Computation of a self-organizing map.
Data: input dataset
Selected Data: instances selected from the plot
Data: data with an additional column showing whether a point is selected
A self-organizing map (SOM) is a type of artificial neural network (ANN) that is trained using unsupervised learning to produce a two-dimensional, discretized representation of the data. It is a method to do dimensionality reduction. Self-organizing maps use a neighborhood function to preserve the topological properties of the input space.
The points in the grid represent data instances. By default, the size of the point corresponds to the number of instances represented by the point. The points are colored by majority class (if available), while the intensity of interior color shows the proportion of majority class. To see the class distribution, select Show pie charts option.
Just like other visualization widgets, Self-Organizing Maps also supports interactive selection of groups. Use Shift key to select a new group and Ctr+Shift to add to the existing group.
Set the grid type. Options are hexagonal or square grid.

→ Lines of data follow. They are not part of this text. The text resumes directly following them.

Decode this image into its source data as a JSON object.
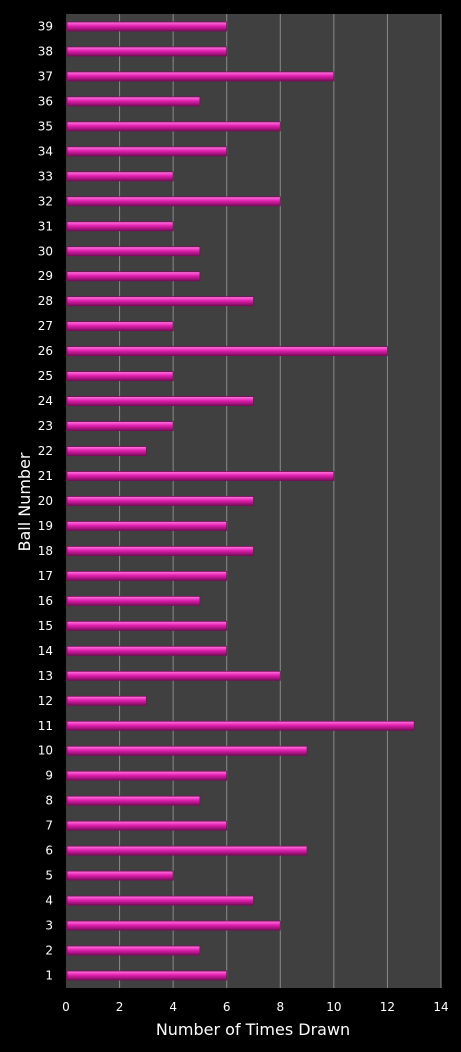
{
  "chart_data": {
    "type": "bar",
    "orientation": "horizontal",
    "xlabel": "Number of Times Drawn",
    "ylabel": "Ball Number",
    "xlim": [
      0,
      14
    ],
    "xticks": [
      0,
      2,
      4,
      6,
      8,
      10,
      12,
      14
    ],
    "grid": true,
    "colors": {
      "bar": "#e21fb0",
      "bar_highlight": "#ff7ae0",
      "bar_shadow": "#7a0d5c",
      "plot_bg": "#404040",
      "page_bg": "#000000",
      "grid": "#8a8a8a",
      "text": "#ffffff"
    },
    "categories": [
      "1",
      "2",
      "3",
      "4",
      "5",
      "6",
      "7",
      "8",
      "9",
      "10",
      "11",
      "12",
      "13",
      "14",
      "15",
      "16",
      "17",
      "18",
      "19",
      "20",
      "21",
      "22",
      "23",
      "24",
      "25",
      "26",
      "27",
      "28",
      "29",
      "30",
      "31",
      "32",
      "33",
      "34",
      "35",
      "36",
      "37",
      "38",
      "39"
    ],
    "values": [
      6,
      5,
      8,
      7,
      4,
      9,
      6,
      5,
      6,
      9,
      13,
      3,
      8,
      6,
      6,
      5,
      6,
      7,
      6,
      7,
      10,
      3,
      4,
      7,
      4,
      12,
      4,
      7,
      5,
      5,
      4,
      8,
      4,
      6,
      8,
      5,
      10,
      6,
      6
    ]
  }
}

If Set dimensions automatically is checked, the size of the plot will be set automatically. Alternatively, set the size manually.
Set the initialization type for the SOM projection. Options are PCA initialization, random initialization and replicable random (random_seed = 0).
Once the parameters are set, press Start to re-run the optimization.
Set the color of the instances in the plot. The widget colors by class by default (if available).
Show pie charts turns points into pie-charts that show the distributions of the values used for coloring.
Size by number of instances scales the points according to the number of instances represented by the point.
Self-organizing maps are low-dimensional projections of the input data. We will use the brown-selected data and display the data instance in a 2-D projection. Seems like the three gene types are well-separated. We can select a subset from the grid and display it in a Data Table.